From Financial Post:

While economies work better when entrepreneurs and others are allowed to satisfy their greed, big gaps between the richest and the rest can cause chronic problems

Our collective share of the pie shrunk last year.

You might have seen reports that the trade deficit remained an expanse of misery in January. The same day that Statistics Canada released those dreary numbers, it also published its annual report on the distribution of household wealth, or, if you prefer, “Distributions of household economic accounts for income, consumption, saving and wealth of Canadian households, 2018.”

The net worth of households was $10.7 trillion in 2018, compared with $10.9 trillion in 2017; the first decrease since at least 2010, which is when Statistics Canada began publishing this particular set of data.

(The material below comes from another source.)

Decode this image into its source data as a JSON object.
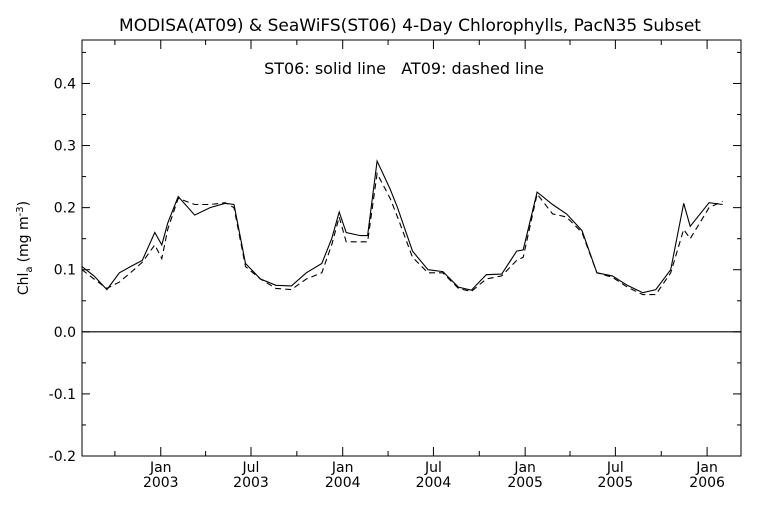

Collectively, we’re 60 per cent richer than we were a decade ago, so keep that in mind before you take to Twitter to vent about Stephen Harper’s austerity or Justin Trudeau’s taxing of the rich. Still, the good times rolled a little slower last year. That’s partly because the housing bubbles in Toronto and Vancouver started to deflate. But it’s also because a group of wealth creators on which the country has relied since the Great Recession had a tough time in 2018.

Statistics Canada diced household wealth into five income segments. It also divided the aggregate data into five regions. There wasn’t a lot of change in distribution. Nationally, the richest 20 per cent of households controlled about 55 per cent of total wealth, roughly the same as 2010. One shift stood out, however.

(…) “Inequality and fragile growth may be two sides of the same coin,” Ostry, a Canadian who trained at Oxford, the London School of Economics, and the University of Chicago, says in Confronting Inequality: How Societies Can Choose Inclusive Growth, along with co-writers Prakash Loungani and Andrew Berg.

(…) The Trudeau government and the business community keep talking past each other. The latter should recognize that the federal government’s coddling of the middle class isn’t entirely about electioneering. And Trudeau and Morneau should be wary of taking the leaders of the country’s biggest companies for granted. As David Lipton, one of Ostry’s bosses at the IMF once said, “a larger slice of the pie for everyone calls for a bigger pie.”